Building Resilience in Streaming: A Security Checklist for IP Media Workflows


Sergio Ammirata Ph.D., RIST Director and Chief Scientist, SipRadius

Security is a critical part of any streaming or remote production workflow. With valuable media assets and live events being delivered over public and private networks, there’s simply no room for complacency. Industry protocols like RIST have raised the bar for secure and reliable transport, but the responsibility doesn’t stop there. True resilience comes from ensuring that every layer is aligned to minimize risk.

It’s also a growing challenge. At the 2024 World Economic Forum in Davos, Accenture presented research revealing that the number of organizations with a minimum level of cyber resilience had decreased by 30%. Small and medium-sized enterprises, such as those operating in the media and production space, are often worse than average.

Here are some key areas to review when assessing the security of your streaming infrastructure:


Are you certain that the architecture, routing, hosting and operating systems are the most appropriate for this particular stream?

Should you be insisting that all devices that process media run a specialist, dedicated media OS rather than some general Linux flavor which may or may not have the latest security patches?

Are all the points that your stream will pass through secured?

End-to-end security does not mean the first and last devices are protected, it means that every device is safe. Virtual machines often run on Ubuntu, open source software with no-one taking responsibility for security and no guarantees that the latest vulnerabilities have been plugged.

At which points will the stream be decrypted, why, and how will it be secured?

Do you understand the architecture of the delivery network, and the technology employed at each point. The best way to protect content is not to decrypt it.

Is every device in the chain equally secure, or do some have backdoor access?

Not naming names, but there are well-known encoders on the market that store passwords in the clear. Backdoor access for system updates seems like a good idea, but can it also be used to access the user data on the device?

Is every point in the chain physically secure?

Hardware used to be kept inside a machine room, in the middle of the broadcast center, with multiple layers of card access protection. With remote production and ad hoc distribution, hardware can be anywhere. Compact devices can be left behind, so the bad guys can hack them at their leisure, learning all your IP addresses so they can disturb streams whenever they want.

Is the sign-on and password process robust?

Is access really restricted only to those who need it, and if one password is hacked does that open up the whole network?

Are your comms secure?

Intercom, text and document transfers are all part of remote production and delivery. Rather than a consumer-level system like Zoom or Teams, put them in the same secure stream as the content. Before someone asks for the destination IP address and someone else, in haste, replies in the clear.

Is all the production equipment security hardened?

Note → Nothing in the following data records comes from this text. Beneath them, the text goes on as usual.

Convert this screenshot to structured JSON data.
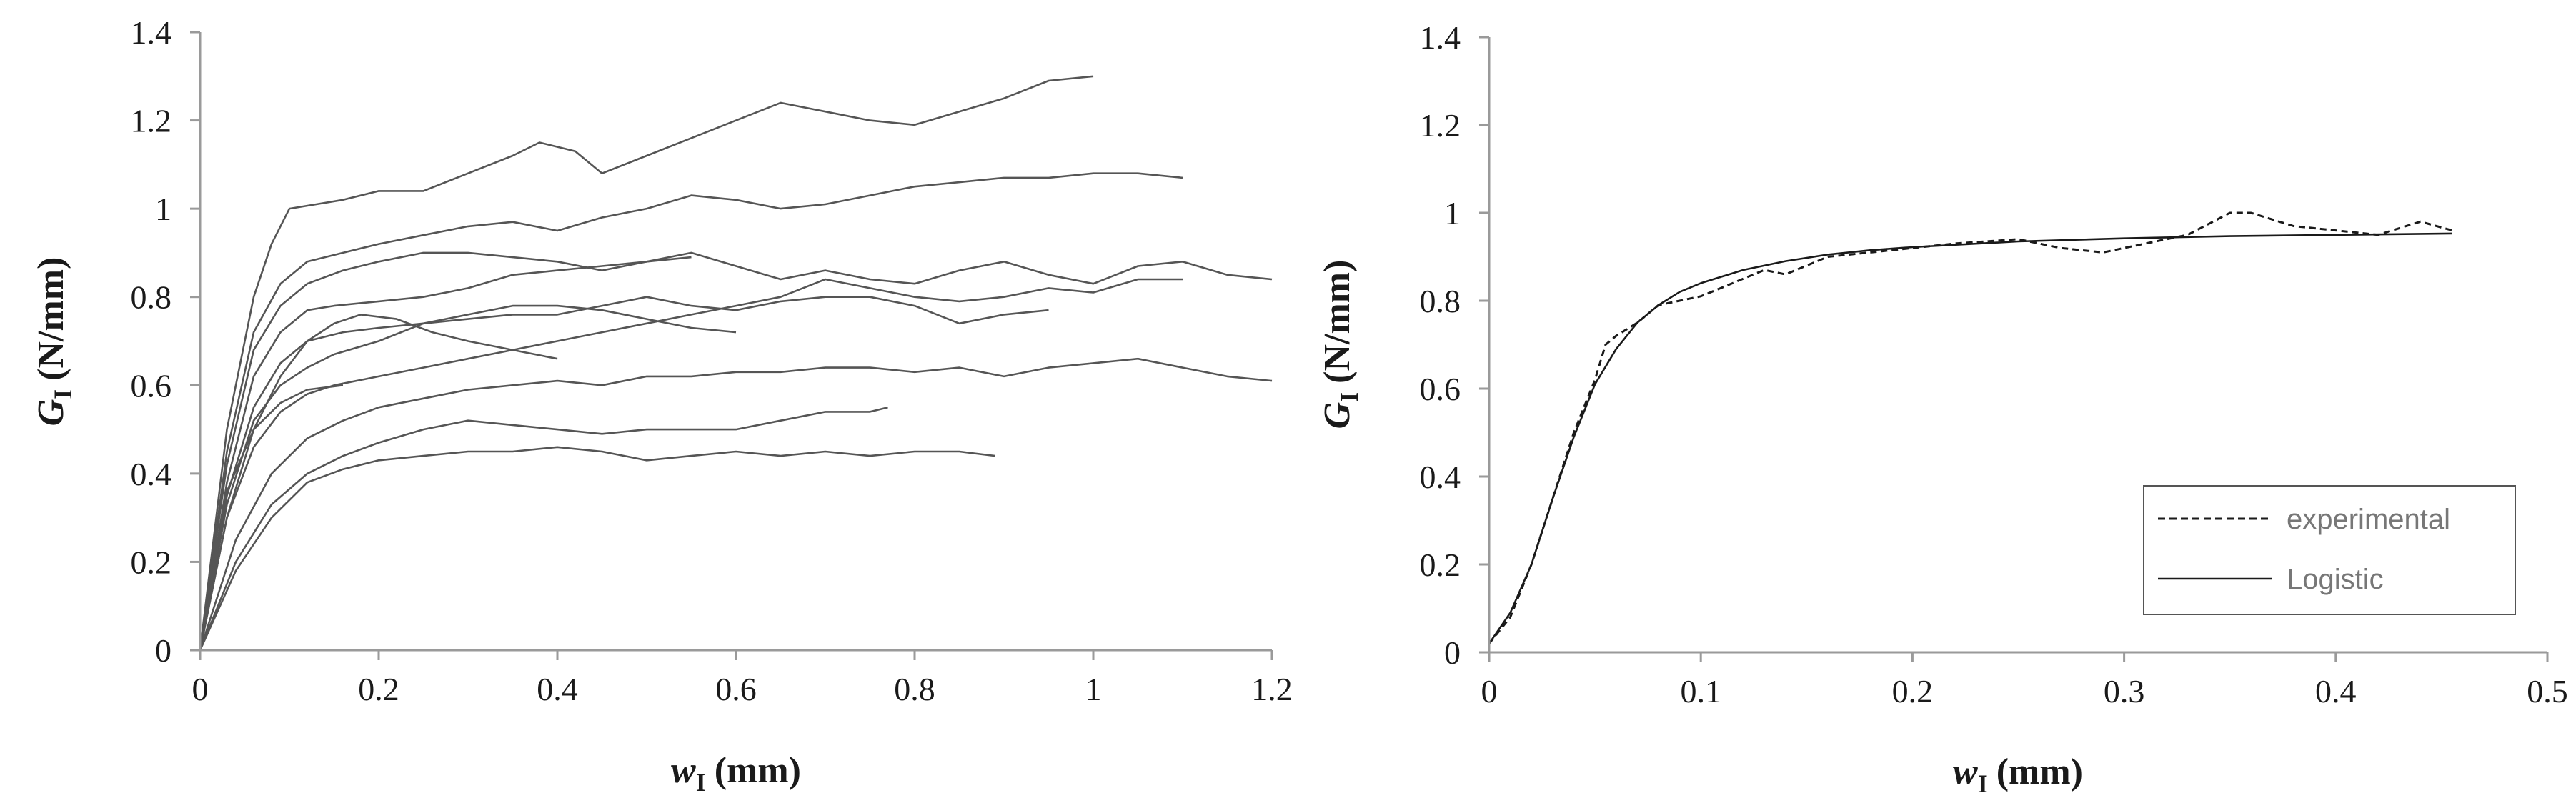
{
  "chart_data": [
    {
      "type": "line",
      "xlabel": {
        "main": "w",
        "sub": "I",
        "unit": "(mm)"
      },
      "ylabel": {
        "main": "G",
        "sub": "I",
        "unit": "(N/mm)"
      },
      "xlim": [
        0,
        1.2
      ],
      "ylim": [
        0,
        1.4
      ],
      "xticks": [
        "0",
        "0.2",
        "0.4",
        "0.6",
        "0.8",
        "1",
        "1.2"
      ],
      "yticks": [
        "0",
        "0.2",
        "0.4",
        "0.6",
        "0.8",
        "1",
        "1.2",
        "1.4"
      ],
      "grid": false,
      "line_color": "#555555",
      "series": [
        {
          "style": "solid",
          "x": [
            0,
            0.03,
            0.06,
            0.08,
            0.1,
            0.13,
            0.16,
            0.2,
            0.25,
            0.3,
            0.35,
            0.38,
            0.42,
            0.45,
            0.5,
            0.55,
            0.6,
            0.65,
            0.7,
            0.75,
            0.8,
            0.85,
            0.9,
            0.95,
            1.0
          ],
          "y": [
            0,
            0.5,
            0.8,
            0.92,
            1.0,
            1.01,
            1.02,
            1.04,
            1.04,
            1.08,
            1.12,
            1.15,
            1.13,
            1.08,
            1.12,
            1.16,
            1.2,
            1.24,
            1.22,
            1.2,
            1.19,
            1.22,
            1.25,
            1.29,
            1.3
          ]
        },
        {
          "style": "solid",
          "x": [
            0,
            0.03,
            0.06,
            0.09,
            0.12,
            0.16,
            0.2,
            0.25,
            0.3,
            0.35,
            0.4,
            0.45,
            0.5,
            0.55,
            0.6,
            0.65,
            0.7,
            0.75,
            0.8,
            0.85,
            0.9,
            0.95,
            1.0,
            1.05,
            1.1
          ],
          "y": [
            0,
            0.45,
            0.72,
            0.83,
            0.88,
            0.9,
            0.92,
            0.94,
            0.96,
            0.97,
            0.95,
            0.98,
            1.0,
            1.03,
            1.02,
            1.0,
            1.01,
            1.03,
            1.05,
            1.06,
            1.07,
            1.07,
            1.08,
            1.08,
            1.07
          ]
        },
        {
          "style": "solid",
          "x": [
            0,
            0.03,
            0.06,
            0.09,
            0.12,
            0.16,
            0.2,
            0.25,
            0.3,
            0.35,
            0.4,
            0.45,
            0.5,
            0.55,
            0.6,
            0.65,
            0.7,
            0.75,
            0.8,
            0.85,
            0.9,
            0.95,
            1.0,
            1.05,
            1.1,
            1.15,
            1.2
          ],
          "y": [
            0,
            0.42,
            0.68,
            0.78,
            0.83,
            0.86,
            0.88,
            0.9,
            0.9,
            0.89,
            0.88,
            0.86,
            0.88,
            0.9,
            0.87,
            0.84,
            0.86,
            0.84,
            0.83,
            0.86,
            0.88,
            0.85,
            0.83,
            0.87,
            0.88,
            0.85,
            0.84
          ]
        },
        {
          "style": "solid",
          "x": [
            0,
            0.03,
            0.06,
            0.09,
            0.12,
            0.15,
            0.2,
            0.25,
            0.3,
            0.35,
            0.4,
            0.45,
            0.5,
            0.55
          ],
          "y": [
            0,
            0.38,
            0.62,
            0.72,
            0.77,
            0.78,
            0.79,
            0.8,
            0.82,
            0.85,
            0.86,
            0.87,
            0.88,
            0.89
          ]
        },
        {
          "style": "solid",
          "x": [
            0,
            0.03,
            0.06,
            0.09,
            0.12,
            0.16,
            0.2,
            0.25,
            0.3,
            0.35,
            0.4,
            0.45,
            0.5,
            0.55,
            0.6,
            0.65,
            0.7,
            0.75,
            0.8,
            0.85,
            0.9,
            0.95
          ],
          "y": [
            0,
            0.35,
            0.55,
            0.65,
            0.7,
            0.72,
            0.73,
            0.74,
            0.75,
            0.76,
            0.76,
            0.78,
            0.8,
            0.78,
            0.77,
            0.79,
            0.8,
            0.8,
            0.78,
            0.74,
            0.76,
            0.77
          ]
        },
        {
          "style": "solid",
          "x": [
            0,
            0.03,
            0.06,
            0.09,
            0.12,
            0.15,
            0.2,
            0.25,
            0.3,
            0.35,
            0.4,
            0.45,
            0.5,
            0.55,
            0.6
          ],
          "y": [
            0,
            0.33,
            0.52,
            0.6,
            0.64,
            0.67,
            0.7,
            0.74,
            0.76,
            0.78,
            0.78,
            0.77,
            0.75,
            0.73,
            0.72
          ]
        },
        {
          "style": "solid",
          "x": [
            0,
            0.03,
            0.06,
            0.09,
            0.12,
            0.15,
            0.2,
            0.25,
            0.3,
            0.35,
            0.4,
            0.45,
            0.5,
            0.55,
            0.6,
            0.65,
            0.7,
            0.75,
            0.8,
            0.85,
            0.9,
            0.95,
            1.0,
            1.05,
            1.1
          ],
          "y": [
            0,
            0.3,
            0.46,
            0.54,
            0.58,
            0.6,
            0.62,
            0.64,
            0.66,
            0.68,
            0.7,
            0.72,
            0.74,
            0.76,
            0.78,
            0.8,
            0.84,
            0.82,
            0.8,
            0.79,
            0.8,
            0.82,
            0.81,
            0.84,
            0.84
          ]
        },
        {
          "style": "solid",
          "x": [
            0,
            0.03,
            0.06,
            0.09,
            0.12,
            0.15,
            0.18,
            0.22,
            0.26,
            0.3,
            0.35,
            0.4
          ],
          "y": [
            0,
            0.3,
            0.5,
            0.62,
            0.7,
            0.74,
            0.76,
            0.75,
            0.72,
            0.7,
            0.68,
            0.66
          ]
        },
        {
          "style": "solid",
          "x": [
            0,
            0.03,
            0.06,
            0.09,
            0.12,
            0.16
          ],
          "y": [
            0,
            0.36,
            0.5,
            0.56,
            0.59,
            0.6
          ]
        },
        {
          "style": "solid",
          "x": [
            0,
            0.04,
            0.08,
            0.12,
            0.16,
            0.2,
            0.25,
            0.3,
            0.35,
            0.4,
            0.45,
            0.5,
            0.55,
            0.6,
            0.65,
            0.7,
            0.75,
            0.8,
            0.85,
            0.9,
            0.95,
            1.0,
            1.05,
            1.1,
            1.15,
            1.2
          ],
          "y": [
            0,
            0.25,
            0.4,
            0.48,
            0.52,
            0.55,
            0.57,
            0.59,
            0.6,
            0.61,
            0.6,
            0.62,
            0.62,
            0.63,
            0.63,
            0.64,
            0.64,
            0.63,
            0.64,
            0.62,
            0.64,
            0.65,
            0.66,
            0.64,
            0.62,
            0.61
          ]
        },
        {
          "style": "solid",
          "x": [
            0,
            0.04,
            0.08,
            0.12,
            0.16,
            0.2,
            0.25,
            0.3,
            0.35,
            0.4,
            0.45,
            0.5,
            0.55,
            0.6,
            0.65,
            0.7,
            0.75,
            0.77
          ],
          "y": [
            0,
            0.2,
            0.33,
            0.4,
            0.44,
            0.47,
            0.5,
            0.52,
            0.51,
            0.5,
            0.49,
            0.5,
            0.5,
            0.5,
            0.52,
            0.54,
            0.54,
            0.55
          ]
        },
        {
          "style": "solid",
          "x": [
            0,
            0.04,
            0.08,
            0.12,
            0.16,
            0.2,
            0.25,
            0.3,
            0.35,
            0.4,
            0.45,
            0.5,
            0.55,
            0.6,
            0.65,
            0.7,
            0.75,
            0.8,
            0.85,
            0.89
          ],
          "y": [
            0,
            0.18,
            0.3,
            0.38,
            0.41,
            0.43,
            0.44,
            0.45,
            0.45,
            0.46,
            0.45,
            0.43,
            0.44,
            0.45,
            0.44,
            0.45,
            0.44,
            0.45,
            0.45,
            0.44
          ]
        }
      ]
    },
    {
      "type": "line",
      "xlabel": {
        "main": "w",
        "sub": "I",
        "unit": "(mm)"
      },
      "ylabel": {
        "main": "G",
        "sub": "I",
        "unit": "(N/mm)"
      },
      "xlim": [
        0,
        0.5
      ],
      "ylim": [
        0,
        1.4
      ],
      "xticks": [
        "0",
        "0.1",
        "0.2",
        "0.3",
        "0.4",
        "0.5"
      ],
      "yticks": [
        "0",
        "0.2",
        "0.4",
        "0.6",
        "0.8",
        "1",
        "1.2",
        "1.4"
      ],
      "grid": false,
      "line_color": "#1a1a1a",
      "legend": {
        "position": "lower-right",
        "entries": [
          {
            "label": "experimental",
            "style": "dashed"
          },
          {
            "label": "Logistic",
            "style": "solid"
          }
        ]
      },
      "series": [
        {
          "style": "dashed",
          "x": [
            0,
            0.01,
            0.02,
            0.03,
            0.04,
            0.05,
            0.055,
            0.06,
            0.07,
            0.08,
            0.09,
            0.1,
            0.11,
            0.12,
            0.13,
            0.14,
            0.15,
            0.16,
            0.18,
            0.2,
            0.22,
            0.25,
            0.27,
            0.29,
            0.31,
            0.33,
            0.35,
            0.36,
            0.38,
            0.4,
            0.42,
            0.44,
            0.455
          ],
          "y": [
            0.02,
            0.08,
            0.2,
            0.35,
            0.5,
            0.62,
            0.7,
            0.72,
            0.75,
            0.79,
            0.8,
            0.81,
            0.83,
            0.85,
            0.87,
            0.86,
            0.88,
            0.9,
            0.91,
            0.92,
            0.93,
            0.94,
            0.92,
            0.91,
            0.93,
            0.95,
            1.0,
            1.0,
            0.97,
            0.96,
            0.95,
            0.98,
            0.96
          ]
        },
        {
          "style": "solid",
          "x": [
            0,
            0.01,
            0.02,
            0.03,
            0.04,
            0.05,
            0.06,
            0.07,
            0.08,
            0.09,
            0.1,
            0.12,
            0.14,
            0.16,
            0.18,
            0.2,
            0.25,
            0.3,
            0.35,
            0.4,
            0.455
          ],
          "y": [
            0.02,
            0.09,
            0.2,
            0.35,
            0.49,
            0.61,
            0.69,
            0.75,
            0.79,
            0.82,
            0.84,
            0.87,
            0.89,
            0.905,
            0.915,
            0.922,
            0.935,
            0.942,
            0.947,
            0.95,
            0.953
          ]
        }
      ]
    }
  ]
}
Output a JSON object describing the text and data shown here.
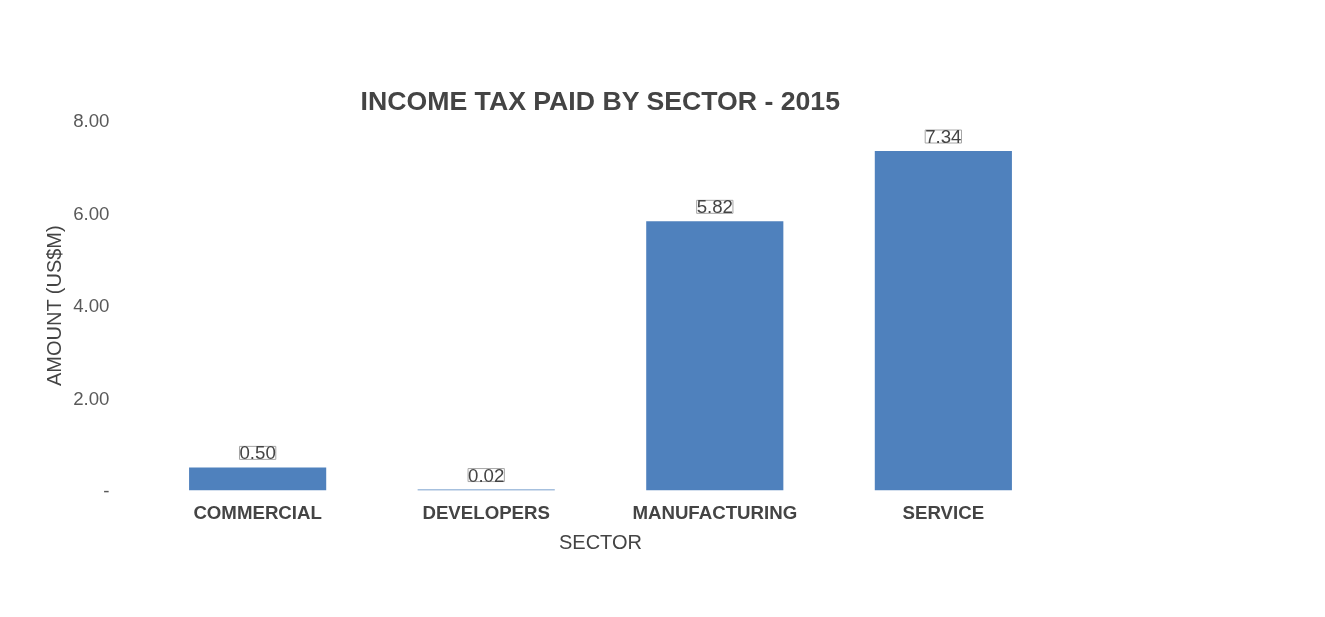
{
  "chart_data": {
    "type": "bar",
    "title": "INCOME TAX PAID BY SECTOR - 2015",
    "xlabel": "SECTOR",
    "ylabel": "AMOUNT (US$M)",
    "categories": [
      "COMMERCIAL",
      "DEVELOPERS",
      "MANUFACTURING",
      "SERVICE"
    ],
    "values": [
      0.5,
      0.02,
      5.82,
      7.34
    ],
    "color": "#4f81bd",
    "ylim": [
      0,
      8
    ],
    "yticks": [
      {
        "value": 0,
        "label": "-"
      },
      {
        "value": 2,
        "label": "2.00"
      },
      {
        "value": 4,
        "label": "4.00"
      },
      {
        "value": 6,
        "label": "6.00"
      },
      {
        "value": 8,
        "label": "8.00"
      }
    ],
    "data_labels": true,
    "value_labels": [
      "0.50",
      "0.02",
      "5.82",
      "7.34"
    ],
    "grid": false
  }
}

Do critical pieces of kit need an internet connection to operate or validate licenses? Imagine waiting for the headline act at the biggest music festival of the year, and all the settings on the audio desk clear, and the PTZ cameras swing up to focus on the lighting rig.

Does any part of the production use open source software?

Have you evaluated it for security risks? Are the latest patches implemented and tested?

Have you tested and verified the complete system?

Then tested and verified again. Then developed a new testing and challenging protocol, and run that?


The reality is that vulnerabilities do exist across our industry, and the threat landscape continues to evolve. But with a clear understanding of the risks and a proactive approach to mitigation, media organizations can safeguard their content, protect their operations, and build greater confidence in their delivery chains.

Security isn’t something to be assumed. It’s something to be designed, maintained, and continually reviewed.